The Board of Directors believes that the adoption of this resolution is
unnecessary and is not in the best interests of the Company and its
stockholders. A vote in favor of this proposal could be viewed by the market
place as hanging a "for sale" sign on the front door, which could disrupt
customer and employee relationships and interfere with the Company's strategy
for long-term growth.
The Board periodically evaluates the courses of action available to the
Company and has determined that presently the most effective means of maximizing
stockholder value over a sustained period of time is by remaining independent.
The Board recognizes its responsibility to exercise its fiduciary responsibility
to consider any bona fide proposal for the acquisition of the Company that may
be presented to it. No such proposal has ever been received by the Board of
Directors and the Board has never authorized the solicitation of any such
proposal.
The Board believes that the Company's prospects of generating levels of growth
and profitability that would increase stockholder value are quite good. Although
past performance may not always be indicative of the Company's future results,
the Company's performance over the past five years in terms of its five-year
cumulative total return on its common stock, return on average assets and return
on average stockholders' equity, and asset quality and capital ratios, serves to
support these prospects for its future performance.
The Company, and previously its predecessor, Lebanon Valley National Bank, have
been in the business of providing banking services and products to its local
communities for 165 years.

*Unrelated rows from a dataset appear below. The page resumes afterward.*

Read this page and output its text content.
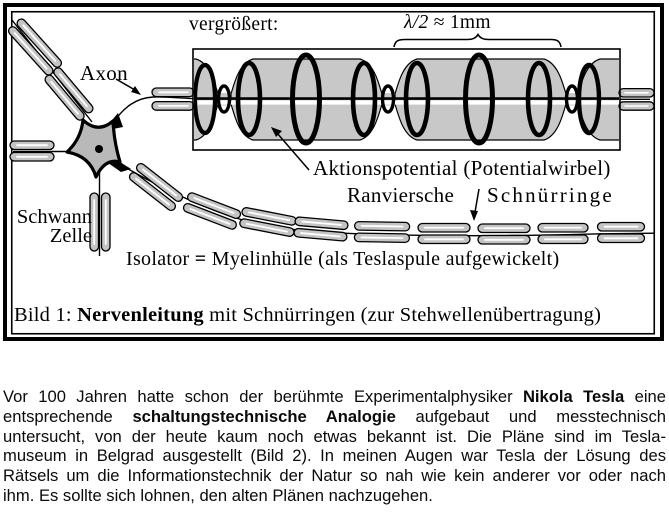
vergrößert:	λ/2 ≈ 1mm
Axon
Aktionspotential (Potentialwirbel)
Ranviersche Schnürringe
Schwann
Zelle
Isolator = Myelinhülle (als Teslaspule aufgewickelt)
Bild 1: Nervenleitung mit Schnürringen (zur Stehwellenübertragung)
Vor 100 Jahren hatte schon der berühmte Experimentalphysiker Nikola Tesla eine
entsprechende schaltungstechnische Analogie aufgebaut und messtechnisch
untersucht, von der heute kaum noch etwas bekannt ist. Die Pläne sind im Tesla-
museum in Belgrad ausgestellt (Bild 2). In meinen Augen war Tesla der Lösung des
Rätsels um die Informationstechnik der Natur so nah wie kein anderer vor oder nach
ihm. Es sollte sich lohnen, den alten Plänen nachzugehen.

During this period, the Company has endured various
economic and political cycles, extreme levels of government regulation, changes
in banking laws, and periods of frantic bank merger activity, among numerous
other factors which could have negatively affected the viability of the
Company's operations. The Company has been an important part of the local
communities that it serves, by providing needed credit and deposit products to
its local citizenship on a personalized basis. It has also been a significant
employer in many of its communities, and notes that one common consequence of
the current fad in bank mergers is the loss of many jobs of long-time and loyal
employees. A vote in favor of this proposal could therefore adversely affect the
Company's relationship with its employees.
In summary, your Board of Directors continues to consider all strategic
alternatives in order to perform its fiduciary commitment to maximize value to
its stockholders, but believes it would be imprudent to signal the market that
the Company is "in play" or may be "for sale". Furthermore, approval of the
proposal might be regarded as a signal that the Board of Directors, under
pressure from dissident stockholders, has lost the ability to determine the
appropriateness of the timing of any strategic transaction involving the
Company, and thus has little bargaining power and could be pressured into
accepting a reduced price. The Board of Directors has always sought to act and
will continue to act in the best interests of all the stockholders and it is for
this reason that the Board of Directors vigorously opposes the action proposed
in this resolution and urges you to vote against this proposal.